Photo de l'équipe du Professeur Frederic Castinetti
Le Pr Castinetti est responsable du centre de compétence des maladies rares de la surrénale de l'AP-HM et est l'investigateur principal de cette étude. Le Docteur Cecilia PIAZZOLA (en haut à droite de l'image) est le premier auteur de la publication.
Une étude rétrospective sur les données de 150 patients
Pour réaliser leur étude, les chercheurs se sont intéressés aux données d’un panel de 150 patients atteints de PAI et suivis dans deux centres maladies rares, à Marseille et à Caen, entre 2008 et 2022. Chez tous les patients, au moins une mesure de la rénine plasmatique avait été réalisée (44 ont eu une seule mesure, 53 deux et 53 trois).
En s’appuyant sur les recommandations françaises, les chercheurs ont considéré que les patients avec une concentration de rénine inférieure à 20 mUI/L étaient « sur-substitués », située entre 20 et 60 mUI/L étaient « correctement substitués » et supérieure à 60 mUI/L étaient « sous-substitués ». Ils ont calculé que la dose moyenne de fludrocortisone utilisée chez les patients était de 82,3 ± 46 μg/jour. Chez 85 patients, soit dans 56.7 % des cas, la rénine plasmatique était anormale (7 sursubstitués et 78 sous-substitués).
Comme l’aldostérone, la fludrocortisone provoque une rétention de sodium et une excrétion de potassium par les reins. De ce fait, elle affecte l'équilibre sodium-potassium de l'organisme et la pression artérielle. Cependant, l’équipe a observé des anomalies des taux d’électrolytes (sodium et potassium) chez seulement 12.7 % des patients.
Les auteurs ont également montré que les taux de rénine plasmatique étaient corrélés avec les taux d’électrolytes dans le sang et avec la pression artérielle systolique (PAS). Plus les taux de rénine étaient élevés, plus les concentrations de sodium dans le sang et la PAS étaient bas et plus les taux de potassium étaient élevés.
D’autre part, ils ont montré que les changements de doses de MC avaient un effet statistiquement significatif sur les taux de rénine : l’augmentation de la dose de MC entrainait une diminution du taux de rénine et inversement. En revanche les auteurs n’ont pas observé de corrélation entre les doses de MC, les concentrations d’électrolytes (sodium et potassium) dans le sang et la PAS.
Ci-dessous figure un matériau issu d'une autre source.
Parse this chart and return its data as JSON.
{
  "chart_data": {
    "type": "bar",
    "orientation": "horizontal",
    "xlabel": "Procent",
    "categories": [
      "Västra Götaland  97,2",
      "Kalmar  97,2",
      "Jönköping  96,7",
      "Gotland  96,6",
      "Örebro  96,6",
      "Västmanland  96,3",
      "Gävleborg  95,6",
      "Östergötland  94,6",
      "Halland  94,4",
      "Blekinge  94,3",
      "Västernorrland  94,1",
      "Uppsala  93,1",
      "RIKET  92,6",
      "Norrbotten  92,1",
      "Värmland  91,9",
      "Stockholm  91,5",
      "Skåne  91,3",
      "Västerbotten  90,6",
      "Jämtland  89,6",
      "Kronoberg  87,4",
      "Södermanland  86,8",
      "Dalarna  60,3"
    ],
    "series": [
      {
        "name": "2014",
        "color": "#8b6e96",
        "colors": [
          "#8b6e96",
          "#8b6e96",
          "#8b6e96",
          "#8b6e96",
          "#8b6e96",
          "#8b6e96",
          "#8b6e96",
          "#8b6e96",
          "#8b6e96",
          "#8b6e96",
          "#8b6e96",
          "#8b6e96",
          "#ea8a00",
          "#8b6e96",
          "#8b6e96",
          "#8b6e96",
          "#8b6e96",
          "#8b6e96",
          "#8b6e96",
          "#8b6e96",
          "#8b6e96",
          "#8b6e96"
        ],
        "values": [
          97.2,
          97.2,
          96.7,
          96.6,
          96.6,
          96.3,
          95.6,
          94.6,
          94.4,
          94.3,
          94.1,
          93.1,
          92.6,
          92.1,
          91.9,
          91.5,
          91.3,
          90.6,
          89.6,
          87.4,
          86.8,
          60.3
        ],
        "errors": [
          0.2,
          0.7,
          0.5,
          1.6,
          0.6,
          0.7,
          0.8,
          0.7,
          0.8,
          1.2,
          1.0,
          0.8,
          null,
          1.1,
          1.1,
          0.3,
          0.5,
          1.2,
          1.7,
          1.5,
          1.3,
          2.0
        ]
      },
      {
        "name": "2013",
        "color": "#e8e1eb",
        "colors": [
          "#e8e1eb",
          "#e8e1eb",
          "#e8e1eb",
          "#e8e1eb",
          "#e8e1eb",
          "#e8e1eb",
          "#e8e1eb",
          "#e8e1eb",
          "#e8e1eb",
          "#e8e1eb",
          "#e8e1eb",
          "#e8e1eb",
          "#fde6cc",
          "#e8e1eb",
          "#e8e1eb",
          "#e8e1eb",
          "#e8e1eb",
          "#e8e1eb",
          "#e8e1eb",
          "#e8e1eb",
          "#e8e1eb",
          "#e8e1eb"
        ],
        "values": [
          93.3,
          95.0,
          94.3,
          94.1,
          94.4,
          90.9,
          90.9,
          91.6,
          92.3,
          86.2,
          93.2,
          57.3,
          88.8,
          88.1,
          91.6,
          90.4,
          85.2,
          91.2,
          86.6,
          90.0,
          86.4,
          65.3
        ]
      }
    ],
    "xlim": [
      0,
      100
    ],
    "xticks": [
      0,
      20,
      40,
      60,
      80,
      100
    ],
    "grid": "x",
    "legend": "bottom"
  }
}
La rénine plasmatique comme marqueur des minéralocorticoïdes ?
En analysant les données des 150 patients inclus dans l’étude, les auteurs ont montré que le taux de rénine plasmatique était corrélé à la fois aux taux d’électrolytes dans le sang et à la PAS. En revanche, bien que les changements de dose de MC modifient significativement les taux de rénine, la PAS et les électrolytes restent inchangés. Cela suggère que la rénine peut fournir plus d'informations sur la thérapie de remplacement MC que les électrolytes et la pression artérielle.
Les auteurs concluent que la mesure de la rénine plasmatique est un marqueur plus précis que les électrolytes et la PAS pour détecter un sur-dosage ou un sous-dosage de MC. Ils suggèrent d’inclure cette mesure selon une procédure standardisée pour un suivi plus précis de la dose de substitution de la MC.